Atualmente, estima-se que mais de 820 milhões de pessoas vivam com diabetes tipo 2 no mundo, doença que pode causar complicações vasculares, renais, neurológicas e comprometer a qualidade de vida.
O trabalho, publicado na Journal of Applied Pharmaceutical Science, alia nanotecnologia ao conhecimento tradicional. Sob a coordenação do professor Igor Polikarpov, do IFSC, sais de prata foram transformados em nanopartículas esféricas de 10 a 30 nanômetros com auxílio de agentes redutores derivados de plantas. Em alguns testes, os resultados superaram até mesmo a acarbose, medicamento referência no tratamento da doença.

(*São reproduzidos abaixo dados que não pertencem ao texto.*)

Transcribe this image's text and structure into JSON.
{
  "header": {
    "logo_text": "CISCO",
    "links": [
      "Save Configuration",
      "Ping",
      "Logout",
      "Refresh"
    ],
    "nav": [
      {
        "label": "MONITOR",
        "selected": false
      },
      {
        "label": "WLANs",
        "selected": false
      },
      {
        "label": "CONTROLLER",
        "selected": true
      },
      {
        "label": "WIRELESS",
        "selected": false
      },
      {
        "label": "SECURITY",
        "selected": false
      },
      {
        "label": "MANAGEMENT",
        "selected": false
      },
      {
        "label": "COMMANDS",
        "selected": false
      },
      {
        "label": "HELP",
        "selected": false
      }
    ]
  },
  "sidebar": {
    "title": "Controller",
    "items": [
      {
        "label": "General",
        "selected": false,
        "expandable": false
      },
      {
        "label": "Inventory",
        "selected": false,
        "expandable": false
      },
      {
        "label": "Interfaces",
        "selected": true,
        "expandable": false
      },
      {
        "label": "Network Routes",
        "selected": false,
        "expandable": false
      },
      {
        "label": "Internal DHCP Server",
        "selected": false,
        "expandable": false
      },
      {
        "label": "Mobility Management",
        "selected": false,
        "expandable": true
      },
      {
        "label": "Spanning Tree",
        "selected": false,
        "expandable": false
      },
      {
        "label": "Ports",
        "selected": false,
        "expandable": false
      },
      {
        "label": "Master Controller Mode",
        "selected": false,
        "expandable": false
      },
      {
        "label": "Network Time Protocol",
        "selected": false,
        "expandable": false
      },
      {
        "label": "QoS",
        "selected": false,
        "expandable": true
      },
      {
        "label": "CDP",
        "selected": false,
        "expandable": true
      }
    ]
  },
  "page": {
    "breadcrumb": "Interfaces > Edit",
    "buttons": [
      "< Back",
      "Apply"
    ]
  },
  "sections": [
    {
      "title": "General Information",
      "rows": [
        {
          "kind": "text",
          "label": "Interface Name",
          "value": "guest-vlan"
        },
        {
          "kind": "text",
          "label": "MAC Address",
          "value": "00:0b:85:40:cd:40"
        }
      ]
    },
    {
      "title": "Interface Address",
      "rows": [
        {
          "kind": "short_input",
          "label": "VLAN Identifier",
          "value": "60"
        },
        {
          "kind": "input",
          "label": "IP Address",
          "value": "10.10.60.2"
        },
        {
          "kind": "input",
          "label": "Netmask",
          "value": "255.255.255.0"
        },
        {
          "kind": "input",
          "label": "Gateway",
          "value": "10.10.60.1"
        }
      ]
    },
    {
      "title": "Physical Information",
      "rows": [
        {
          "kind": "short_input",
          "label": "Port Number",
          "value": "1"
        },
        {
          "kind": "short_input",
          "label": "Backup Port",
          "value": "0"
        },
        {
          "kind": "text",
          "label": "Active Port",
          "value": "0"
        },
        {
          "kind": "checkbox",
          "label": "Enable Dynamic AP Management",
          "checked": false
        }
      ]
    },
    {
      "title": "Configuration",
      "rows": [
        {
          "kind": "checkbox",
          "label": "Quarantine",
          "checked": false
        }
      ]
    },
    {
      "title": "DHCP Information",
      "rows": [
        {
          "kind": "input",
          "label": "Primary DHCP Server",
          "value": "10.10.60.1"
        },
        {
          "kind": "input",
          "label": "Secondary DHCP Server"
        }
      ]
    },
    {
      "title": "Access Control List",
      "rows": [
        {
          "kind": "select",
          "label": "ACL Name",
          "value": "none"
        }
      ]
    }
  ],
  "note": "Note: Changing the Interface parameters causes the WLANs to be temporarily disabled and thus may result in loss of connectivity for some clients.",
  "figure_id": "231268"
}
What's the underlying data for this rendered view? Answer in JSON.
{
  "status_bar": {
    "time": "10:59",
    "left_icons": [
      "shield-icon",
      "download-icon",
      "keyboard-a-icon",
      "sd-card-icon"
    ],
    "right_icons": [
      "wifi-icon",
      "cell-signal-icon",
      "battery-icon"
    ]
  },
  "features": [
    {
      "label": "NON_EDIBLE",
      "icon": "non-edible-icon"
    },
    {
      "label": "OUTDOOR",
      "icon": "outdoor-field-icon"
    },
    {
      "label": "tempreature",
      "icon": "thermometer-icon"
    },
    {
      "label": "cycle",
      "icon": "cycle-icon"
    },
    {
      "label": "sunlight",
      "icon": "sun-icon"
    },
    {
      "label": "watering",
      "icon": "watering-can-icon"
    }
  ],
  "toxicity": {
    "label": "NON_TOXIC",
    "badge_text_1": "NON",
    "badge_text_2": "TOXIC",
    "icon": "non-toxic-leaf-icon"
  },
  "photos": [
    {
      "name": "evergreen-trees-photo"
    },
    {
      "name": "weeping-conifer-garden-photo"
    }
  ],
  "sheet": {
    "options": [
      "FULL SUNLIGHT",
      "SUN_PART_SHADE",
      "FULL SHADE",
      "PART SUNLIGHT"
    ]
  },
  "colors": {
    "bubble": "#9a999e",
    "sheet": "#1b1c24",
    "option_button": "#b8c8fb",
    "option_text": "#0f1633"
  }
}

Segundo os pesquisadores, além de bloquear a ação das enzimas ligadas à digestão dos carboidratos, as nanopartículas mostraram potencial para atuar em mecanismos celulares relacionados ao metabolismo da glicose.
O estudo reforça uma tendência na ciência: resgatar saberes tradicionais e combiná-los com tecnologias avançadas. Se confirmadas em estudos futuros, essas nanopartículas à base de plantas podem se tornar uma ferramenta eficaz, acessível e sustentável para melhorar a vida de milhões de pessoas com diabetes em todo o mundo.